See the "dead ends" on this graph ? You can quickly notice the initial "Adam,Amie,Baby" family on the bottom left didn't get much chance on the "Baby" side.Also notice that "Aron" on the upper right died without spawning any offspring.How sad.The purple family on his sister's "Aerie" side on the other hand, quickly got dominant thanks to Coco's sexual hyperactivity.

The no name/isolated nodes on these graphs are the default parent monikers that are used to generate first generation creatures eggs from the hatchery.

This is another sample of a C1 test world.The blue star on the upper left is all the genomes that are used to generate C1 eggs.It seems this test world only got exteral imported creatures such as purple mountain norns on the left orange cluster.

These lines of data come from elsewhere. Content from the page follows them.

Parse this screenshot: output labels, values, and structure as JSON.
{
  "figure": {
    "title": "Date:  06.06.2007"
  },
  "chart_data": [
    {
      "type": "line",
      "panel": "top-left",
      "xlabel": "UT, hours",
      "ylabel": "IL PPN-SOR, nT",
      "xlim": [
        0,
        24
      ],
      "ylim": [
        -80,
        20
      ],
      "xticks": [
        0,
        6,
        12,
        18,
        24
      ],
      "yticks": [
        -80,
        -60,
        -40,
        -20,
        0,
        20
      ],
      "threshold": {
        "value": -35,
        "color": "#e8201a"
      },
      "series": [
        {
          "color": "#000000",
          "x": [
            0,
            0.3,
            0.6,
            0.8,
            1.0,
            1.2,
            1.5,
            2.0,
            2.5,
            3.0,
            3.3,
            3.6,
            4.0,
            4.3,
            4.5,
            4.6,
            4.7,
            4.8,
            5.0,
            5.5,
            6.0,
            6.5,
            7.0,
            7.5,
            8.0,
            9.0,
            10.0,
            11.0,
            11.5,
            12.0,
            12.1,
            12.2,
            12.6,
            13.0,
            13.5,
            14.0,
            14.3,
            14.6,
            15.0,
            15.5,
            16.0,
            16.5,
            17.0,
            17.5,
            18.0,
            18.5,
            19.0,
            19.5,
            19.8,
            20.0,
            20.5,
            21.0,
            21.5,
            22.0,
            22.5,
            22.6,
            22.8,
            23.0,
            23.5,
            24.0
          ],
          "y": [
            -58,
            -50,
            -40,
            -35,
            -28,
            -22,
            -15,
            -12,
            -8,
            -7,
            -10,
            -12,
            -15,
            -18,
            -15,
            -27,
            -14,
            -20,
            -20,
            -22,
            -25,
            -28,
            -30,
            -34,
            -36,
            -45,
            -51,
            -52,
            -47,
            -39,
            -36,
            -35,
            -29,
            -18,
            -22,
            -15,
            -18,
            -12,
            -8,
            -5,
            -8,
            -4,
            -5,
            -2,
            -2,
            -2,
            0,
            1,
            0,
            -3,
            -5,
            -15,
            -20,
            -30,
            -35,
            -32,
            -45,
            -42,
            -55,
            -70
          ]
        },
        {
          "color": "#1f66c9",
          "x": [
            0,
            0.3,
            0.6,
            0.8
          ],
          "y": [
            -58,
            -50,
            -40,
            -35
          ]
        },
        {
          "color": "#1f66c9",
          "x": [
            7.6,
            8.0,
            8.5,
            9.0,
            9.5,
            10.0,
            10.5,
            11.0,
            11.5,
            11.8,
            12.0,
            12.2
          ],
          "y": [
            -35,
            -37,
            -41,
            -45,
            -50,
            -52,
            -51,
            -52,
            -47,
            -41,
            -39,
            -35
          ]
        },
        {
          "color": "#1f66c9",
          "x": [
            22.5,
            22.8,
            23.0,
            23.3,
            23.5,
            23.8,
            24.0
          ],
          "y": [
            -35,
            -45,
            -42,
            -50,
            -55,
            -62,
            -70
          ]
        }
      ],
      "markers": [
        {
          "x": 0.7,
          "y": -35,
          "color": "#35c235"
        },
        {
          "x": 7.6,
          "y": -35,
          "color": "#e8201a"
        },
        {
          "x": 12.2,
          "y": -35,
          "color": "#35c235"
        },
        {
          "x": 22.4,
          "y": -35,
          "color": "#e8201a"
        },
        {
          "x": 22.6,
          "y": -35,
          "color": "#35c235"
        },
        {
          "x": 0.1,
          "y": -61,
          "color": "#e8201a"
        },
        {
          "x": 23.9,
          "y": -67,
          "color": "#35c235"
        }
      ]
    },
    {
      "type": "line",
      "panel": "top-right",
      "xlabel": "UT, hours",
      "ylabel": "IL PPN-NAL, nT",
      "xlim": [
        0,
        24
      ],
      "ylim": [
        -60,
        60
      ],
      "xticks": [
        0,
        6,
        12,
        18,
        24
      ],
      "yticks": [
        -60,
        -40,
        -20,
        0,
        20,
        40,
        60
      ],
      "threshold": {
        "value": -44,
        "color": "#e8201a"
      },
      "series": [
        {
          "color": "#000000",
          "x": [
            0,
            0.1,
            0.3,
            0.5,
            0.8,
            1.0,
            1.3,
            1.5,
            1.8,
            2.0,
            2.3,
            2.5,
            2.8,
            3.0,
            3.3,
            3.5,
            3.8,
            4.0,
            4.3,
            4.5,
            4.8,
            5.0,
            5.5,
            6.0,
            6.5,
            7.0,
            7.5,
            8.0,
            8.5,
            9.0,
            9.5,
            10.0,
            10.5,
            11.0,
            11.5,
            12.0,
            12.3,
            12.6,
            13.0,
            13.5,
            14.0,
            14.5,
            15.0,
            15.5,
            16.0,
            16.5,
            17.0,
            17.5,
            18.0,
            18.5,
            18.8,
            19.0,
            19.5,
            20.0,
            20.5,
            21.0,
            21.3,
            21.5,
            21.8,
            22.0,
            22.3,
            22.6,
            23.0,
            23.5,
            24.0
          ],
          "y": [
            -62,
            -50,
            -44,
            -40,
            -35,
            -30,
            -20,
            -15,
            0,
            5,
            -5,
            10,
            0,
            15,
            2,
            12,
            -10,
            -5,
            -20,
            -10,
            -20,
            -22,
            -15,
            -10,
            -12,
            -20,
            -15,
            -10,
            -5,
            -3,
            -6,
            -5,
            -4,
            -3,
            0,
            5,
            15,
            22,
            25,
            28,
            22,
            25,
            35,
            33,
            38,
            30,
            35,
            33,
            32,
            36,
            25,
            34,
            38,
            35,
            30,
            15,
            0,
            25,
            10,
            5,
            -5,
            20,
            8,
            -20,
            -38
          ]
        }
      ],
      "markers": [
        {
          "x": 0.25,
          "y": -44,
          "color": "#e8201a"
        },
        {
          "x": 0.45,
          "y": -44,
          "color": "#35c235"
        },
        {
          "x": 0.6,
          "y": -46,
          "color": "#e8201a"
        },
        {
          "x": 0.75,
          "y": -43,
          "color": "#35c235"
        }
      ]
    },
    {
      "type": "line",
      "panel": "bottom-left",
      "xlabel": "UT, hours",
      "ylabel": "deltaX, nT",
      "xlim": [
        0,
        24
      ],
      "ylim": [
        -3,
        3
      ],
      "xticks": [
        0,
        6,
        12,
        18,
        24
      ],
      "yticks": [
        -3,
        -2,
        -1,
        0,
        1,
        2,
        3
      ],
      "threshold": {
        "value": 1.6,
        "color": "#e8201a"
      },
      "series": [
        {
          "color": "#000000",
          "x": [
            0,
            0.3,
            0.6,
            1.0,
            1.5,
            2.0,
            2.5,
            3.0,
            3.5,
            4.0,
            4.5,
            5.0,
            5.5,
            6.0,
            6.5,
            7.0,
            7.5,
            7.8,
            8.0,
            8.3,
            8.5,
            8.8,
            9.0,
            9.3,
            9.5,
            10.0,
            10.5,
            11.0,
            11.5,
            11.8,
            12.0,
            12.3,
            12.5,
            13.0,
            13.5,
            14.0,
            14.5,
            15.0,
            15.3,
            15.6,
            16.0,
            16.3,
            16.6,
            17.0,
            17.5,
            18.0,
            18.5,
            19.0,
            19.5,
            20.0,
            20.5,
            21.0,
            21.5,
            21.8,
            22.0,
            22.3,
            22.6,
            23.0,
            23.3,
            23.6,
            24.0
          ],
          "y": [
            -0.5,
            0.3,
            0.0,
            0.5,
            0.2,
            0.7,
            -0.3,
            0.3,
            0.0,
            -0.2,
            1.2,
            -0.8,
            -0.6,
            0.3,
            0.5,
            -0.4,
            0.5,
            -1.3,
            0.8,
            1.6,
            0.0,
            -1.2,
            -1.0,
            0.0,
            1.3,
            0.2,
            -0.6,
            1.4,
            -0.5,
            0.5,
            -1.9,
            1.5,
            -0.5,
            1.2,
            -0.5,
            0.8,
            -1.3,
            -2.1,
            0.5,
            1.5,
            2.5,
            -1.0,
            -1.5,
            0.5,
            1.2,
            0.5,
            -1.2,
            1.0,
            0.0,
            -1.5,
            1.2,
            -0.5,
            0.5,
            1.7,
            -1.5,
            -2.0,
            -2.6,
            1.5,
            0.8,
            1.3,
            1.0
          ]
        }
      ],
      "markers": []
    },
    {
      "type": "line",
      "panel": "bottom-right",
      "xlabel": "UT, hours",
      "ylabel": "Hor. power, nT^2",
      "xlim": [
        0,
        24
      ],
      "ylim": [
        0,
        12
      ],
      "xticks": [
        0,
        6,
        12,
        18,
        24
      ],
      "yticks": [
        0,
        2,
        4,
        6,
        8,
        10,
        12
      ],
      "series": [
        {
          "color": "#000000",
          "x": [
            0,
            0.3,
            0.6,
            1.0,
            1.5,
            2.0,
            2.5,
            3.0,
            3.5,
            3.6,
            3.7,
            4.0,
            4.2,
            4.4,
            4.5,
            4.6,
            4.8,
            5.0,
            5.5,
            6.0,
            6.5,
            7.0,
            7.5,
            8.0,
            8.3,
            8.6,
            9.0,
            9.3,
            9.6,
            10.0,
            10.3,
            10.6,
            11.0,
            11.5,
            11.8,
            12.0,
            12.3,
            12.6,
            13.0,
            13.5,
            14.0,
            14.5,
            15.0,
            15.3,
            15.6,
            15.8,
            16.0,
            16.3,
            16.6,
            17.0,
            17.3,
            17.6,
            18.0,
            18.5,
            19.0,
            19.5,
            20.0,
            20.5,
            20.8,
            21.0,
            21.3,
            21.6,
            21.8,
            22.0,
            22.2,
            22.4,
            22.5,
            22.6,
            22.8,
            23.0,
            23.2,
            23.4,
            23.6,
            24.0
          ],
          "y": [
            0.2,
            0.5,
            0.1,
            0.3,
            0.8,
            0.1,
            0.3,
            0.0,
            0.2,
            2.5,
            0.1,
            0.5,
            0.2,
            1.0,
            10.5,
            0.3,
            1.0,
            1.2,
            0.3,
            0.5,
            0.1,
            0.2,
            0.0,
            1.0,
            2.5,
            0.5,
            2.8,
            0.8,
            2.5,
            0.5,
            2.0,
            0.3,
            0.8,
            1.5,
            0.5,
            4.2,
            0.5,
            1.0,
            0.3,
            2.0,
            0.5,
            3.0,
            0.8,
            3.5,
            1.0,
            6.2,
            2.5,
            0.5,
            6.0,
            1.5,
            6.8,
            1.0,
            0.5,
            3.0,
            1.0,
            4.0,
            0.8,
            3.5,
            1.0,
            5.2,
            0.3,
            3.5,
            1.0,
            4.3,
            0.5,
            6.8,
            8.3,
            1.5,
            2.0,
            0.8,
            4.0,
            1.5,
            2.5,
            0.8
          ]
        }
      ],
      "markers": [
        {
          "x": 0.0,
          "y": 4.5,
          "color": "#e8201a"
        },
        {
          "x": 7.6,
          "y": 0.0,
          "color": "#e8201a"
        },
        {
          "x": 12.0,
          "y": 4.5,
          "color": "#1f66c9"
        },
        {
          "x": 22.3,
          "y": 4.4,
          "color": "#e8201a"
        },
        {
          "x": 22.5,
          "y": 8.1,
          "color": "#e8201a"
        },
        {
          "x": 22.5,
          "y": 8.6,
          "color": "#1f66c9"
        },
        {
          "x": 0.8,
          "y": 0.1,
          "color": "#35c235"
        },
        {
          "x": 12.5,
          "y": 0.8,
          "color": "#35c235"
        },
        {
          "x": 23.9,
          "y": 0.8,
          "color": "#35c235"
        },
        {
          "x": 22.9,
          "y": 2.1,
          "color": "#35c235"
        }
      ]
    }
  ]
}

There's much more powerful analysis and visualisation results that could be achieved thanks to the SNA approach. Many automatic computations and visualisations could be added with additional information ( adding a Norns sex, generation, time of birth/death, number of genetic mutations, diffs with precedent generation genes ...).

What about a concentric layout placing each node further and further from an origin node ?

Here we are plotting the central "j254" genome spread.Notice how close nodes are red and blue ones further away ? ( in terms of generations, that is ) 

The concentric aspect of it is hard to see on such few nodes, but it gets much more meaningful on bigger datasets.

Organising data based on an actual timeline is also possible, allowing to draw more realistic/traditionnal family trees.

This was only a quick primer on SNA, but much more interesting possibilities and visually stunning representations are waiting in the myriad of plugins available for Gephi. I hope this small preview sparked some interest in advanced Norn study possibilities.

Many other possibilities are offered by SNA techniques on all kind of Norn data !

Closing words

Writing custom tools to exploit the game data leads to many interesting things.
In an upcoming article I will present a similar script to extract all chemical reactions happening inside the Norns
We will then map the chemical reactions using similar techniques so we can visually inspect Norns biochemistry and know at a glance what every chemical does and what reactions it takes part to.

Using such tools will enable us to dive deep into the Creatures model and finally understand what happens inside the Norns in a practical way (no more painful browsing of undocumented genome files without even a search function !)

All of this also gets much more exciting with bigger datasets, unfortunately I only had this Wolfing run in a virgin world as a working base to make those screenshots.

Last but not least, Gephi supports a vast array of Data importing techniques (of which we only used the most primitive unpractical but quick approach of manually importing CSV files.)
Think about what can be achived once we get to stream it game data in realtime to such graphs.
This would certainly make for an interesting monitoring interface !

Additional SNA study material

Here is some additional material on Gephi and SNA, just so you can master all of it before we hit more intricate topics or just if you're curious about the topic.

An introduction tutorial to using Gephi.

A broad tutorial about Gephi , manipulating data, and getting meaningful representations.

A quick presentation  about SNA, explaining what the main metrics are and how they're meaningfull.

The python NetworkX library, for easily performing calculations and SNA visualisations of your data ( we will be using this one in upcoming articles )

An overview and samples of NetworkX possibilities.

The python Graphviz library, used to graph your data.

1 comment:

  1. That is so awesome. Seriously, the graphs we learned in school were so boring. I love it when people can take big data and make it look so interesting and pretty. Can't wait to see what else you come up with.